A convivência durou apenas sete meses. O Chelsea iniciou bem a temporada, mas perdeu rendimento e Scolari foi demitido, em fevereiro de 2009. Mesmo assim, Clarke sempre tratou aquele período como uma experiência enriquecedora. O escocês teve contato direto com um treinador conhecido pela capacidade de liderança, pela gestão de grupo e pela criação de ambientes de confiança entre os jogadores.
“Ele foi meu braço direito como auxiliar da casa. Depois quatro ou cinco meses, recebeu uma proposta de um grande time inglês para ser técnico e ele solicitou que lhe desse essa oportunidade. Assim o fiz. Ele é uma pessoa maravilhosa, tinha pleno conhecimento de todos os times que enfrentávamos. Conhece profundamente métodos de treinamento, e sempre torcemos muito para ele ser o que é hoje, um técnico de seleção”, disse Scolari ao Correio.

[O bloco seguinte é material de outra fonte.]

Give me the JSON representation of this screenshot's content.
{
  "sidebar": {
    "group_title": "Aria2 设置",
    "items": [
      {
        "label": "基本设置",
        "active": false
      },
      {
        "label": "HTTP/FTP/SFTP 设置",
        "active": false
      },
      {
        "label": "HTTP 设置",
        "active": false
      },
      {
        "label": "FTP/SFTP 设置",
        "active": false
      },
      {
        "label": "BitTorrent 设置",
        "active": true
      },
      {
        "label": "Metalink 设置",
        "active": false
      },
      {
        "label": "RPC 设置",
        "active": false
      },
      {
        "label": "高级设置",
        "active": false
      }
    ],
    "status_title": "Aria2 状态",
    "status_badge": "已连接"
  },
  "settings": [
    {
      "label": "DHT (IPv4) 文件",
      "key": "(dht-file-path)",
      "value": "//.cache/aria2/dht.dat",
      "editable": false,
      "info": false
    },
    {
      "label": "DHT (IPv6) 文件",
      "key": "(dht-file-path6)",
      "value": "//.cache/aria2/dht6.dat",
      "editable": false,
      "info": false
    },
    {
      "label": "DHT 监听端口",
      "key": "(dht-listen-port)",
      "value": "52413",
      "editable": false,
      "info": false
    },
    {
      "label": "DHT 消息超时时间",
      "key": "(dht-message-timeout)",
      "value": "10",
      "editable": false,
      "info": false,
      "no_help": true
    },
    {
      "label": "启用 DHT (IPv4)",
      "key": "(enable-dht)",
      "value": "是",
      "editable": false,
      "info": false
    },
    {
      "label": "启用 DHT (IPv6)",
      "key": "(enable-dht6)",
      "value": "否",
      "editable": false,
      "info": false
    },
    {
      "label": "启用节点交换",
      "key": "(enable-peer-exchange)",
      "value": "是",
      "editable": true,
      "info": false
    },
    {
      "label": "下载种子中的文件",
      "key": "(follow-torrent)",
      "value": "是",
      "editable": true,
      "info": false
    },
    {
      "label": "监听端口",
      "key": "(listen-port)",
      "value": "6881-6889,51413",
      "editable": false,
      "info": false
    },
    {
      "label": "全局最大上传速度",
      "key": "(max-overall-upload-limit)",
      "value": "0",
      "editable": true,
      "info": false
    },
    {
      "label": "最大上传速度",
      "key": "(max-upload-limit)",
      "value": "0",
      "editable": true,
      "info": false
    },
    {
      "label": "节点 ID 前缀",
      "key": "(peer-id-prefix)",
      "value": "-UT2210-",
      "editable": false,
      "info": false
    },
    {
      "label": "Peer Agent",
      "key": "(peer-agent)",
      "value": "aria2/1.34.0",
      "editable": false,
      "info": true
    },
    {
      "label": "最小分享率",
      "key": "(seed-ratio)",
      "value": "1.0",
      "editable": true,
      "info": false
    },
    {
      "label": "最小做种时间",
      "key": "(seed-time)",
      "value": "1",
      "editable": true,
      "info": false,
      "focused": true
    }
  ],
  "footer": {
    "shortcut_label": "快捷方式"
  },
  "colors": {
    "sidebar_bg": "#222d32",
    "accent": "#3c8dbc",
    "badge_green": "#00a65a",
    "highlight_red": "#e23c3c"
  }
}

A trajetória de Steve Clarke é singular. Ele construiu a carreira observando alguns dos maiores técnicos da era moderna. Como jogador, foi comandado por Alex Ferguson no Aberdeen, onde conquistou títulos nacionais antes de se transferir para o Chelsea. Com os Blues, conviveu com nomes como José Mourinho, Guus Hiddink, além de Scolari. Poucos técnicos da Copa de 2026 tiveram acesso tão próximo a escolas tão distintas de futebol. Após a saída de Felipão, Clarke permaneceu no Chelsea sob o comando de Ancelotti, de 2009 a 2011, na conquista da Premier League e da Copa da Inglaterra.
Aos 62 anos, Steve Clarke está longe do estereótipo do treinador midiático. Discreto, pragmático e avesso aos holofotes, construiu a reputação de estrategista meticuloso. A marca registrada é a organização defensiva. A Escócia costuma atuar com linhas compactas, intensidade sem a bola e transições rápidas. Não por acaso, Clarke é, frequentemente, descrito na imprensa britânica como um técnico capaz de potencializar elencos sem estrelas globais.
Foi ele quem encerrou um jejum de quase duas décadas da Escócia, classificando o país para a Eurocopa de 2020, primeira participação em um grande torneio desde a Copa do Mundo de 1998. Depois, conduziu a equipe à Euro 2024 e à Copa de 2026. Em sua nona participação em uma Copa do Mundo, a Escócia nunca passou da fase de grupos. Classificar o time para um mata-mata histórico é a missão de Clarke nesta noite.